On Thursday, Weingarten sent Roberts a letter announcing her plans, calling the contract "counterproductive." "Your choice to walk away from the table has denied thousands of teachers their basic rights," Weingarten wrote. She demanded that Roberts negotiate with teachers, a timeline for an agreement and an "impasse procedure," an agreement for what would happen should negotiations fail.

Roberts responded, agreeing to meet with Weingarten and saying that he has provided local union leader Johnson with a full picture of the city's troubling financial situation that necessitated the harsh contract. "We have respected organized labor by holding a comprehensive meeting with all unions' leadership," Roberts wrote, according to the letter, which was provided to The Huffington Post. "I am really surprised and disappointed that anyone would suggest that we would not want to further the conversation," he wrote, attaching a letter he'd written to Johnson offering further opportunities for feedback. But, he said, Johnson never took him up on that offer, adding, "At this time further rhetoric and unfounded public charges will not be effective or useful."

But on the eve of the convention, Weingarten was still dissatisfied. "Here you have the teachers of America investing in this city ... and we have this financial manager who turned his back on the educators," she said. "They should be embarrassed." She is also trying to get a measure on the ballot that would preserve collective bargaining rights.

"Nothing could be further from the truth," said Steven Wasko, a spokesman for Detroit Public Schools. "The process actually has had a great deal of respect for organized labor. ... The many public comments that have been made since the imposition of the contract that more discussion is needed are frankly unfounded.

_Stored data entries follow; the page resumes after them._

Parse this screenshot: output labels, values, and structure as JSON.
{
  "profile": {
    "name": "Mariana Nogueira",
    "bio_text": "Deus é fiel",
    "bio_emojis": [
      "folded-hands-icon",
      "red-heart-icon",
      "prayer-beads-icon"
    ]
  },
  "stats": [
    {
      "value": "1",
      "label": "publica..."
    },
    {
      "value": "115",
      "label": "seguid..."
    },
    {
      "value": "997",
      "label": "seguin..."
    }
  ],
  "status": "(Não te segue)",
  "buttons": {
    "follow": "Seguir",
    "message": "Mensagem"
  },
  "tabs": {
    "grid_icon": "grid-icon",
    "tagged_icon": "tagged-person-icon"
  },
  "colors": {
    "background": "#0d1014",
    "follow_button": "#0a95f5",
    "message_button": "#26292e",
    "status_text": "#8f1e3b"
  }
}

Mr. Roberts had been open to that for the entire cycle, and there's been no response or any new ideas from the unions."

In her speech at the AFT convention, Weingarten will address the perceived attack on teachers, including 100 bills in state legislatures that curb union rights, and take people like Mitt Romney, the Koch brothers, the Walton Foundation and Eli Broad -- who has invested in her charter schools -- to task. After a few years of signifying an openness to the policies known as education reform, a new lobbying and advocacy movement that stresses the use of data to spur student achievement, Weingarten is again making the overemphasis on standardized testing a more prominent focus. "A lot of so-called reformers try to dictate top-down, standardized test-driven strategies that are heavy on competition and short on evidence and resources," Weingarten will say, according to prepared remarks. "They don’t work."

The conference will feature Vice President Joe Biden and Diane Ravitch, a New York University education historian who outspokenly opposes the administration on many education issues. The AFT donated $467,900 to congressional candidates, spent more than $1 million trying to boot Wisconsin Gov. Scott Walker (R) in a recall election and the union has endorsed President Barack Obama for reelection.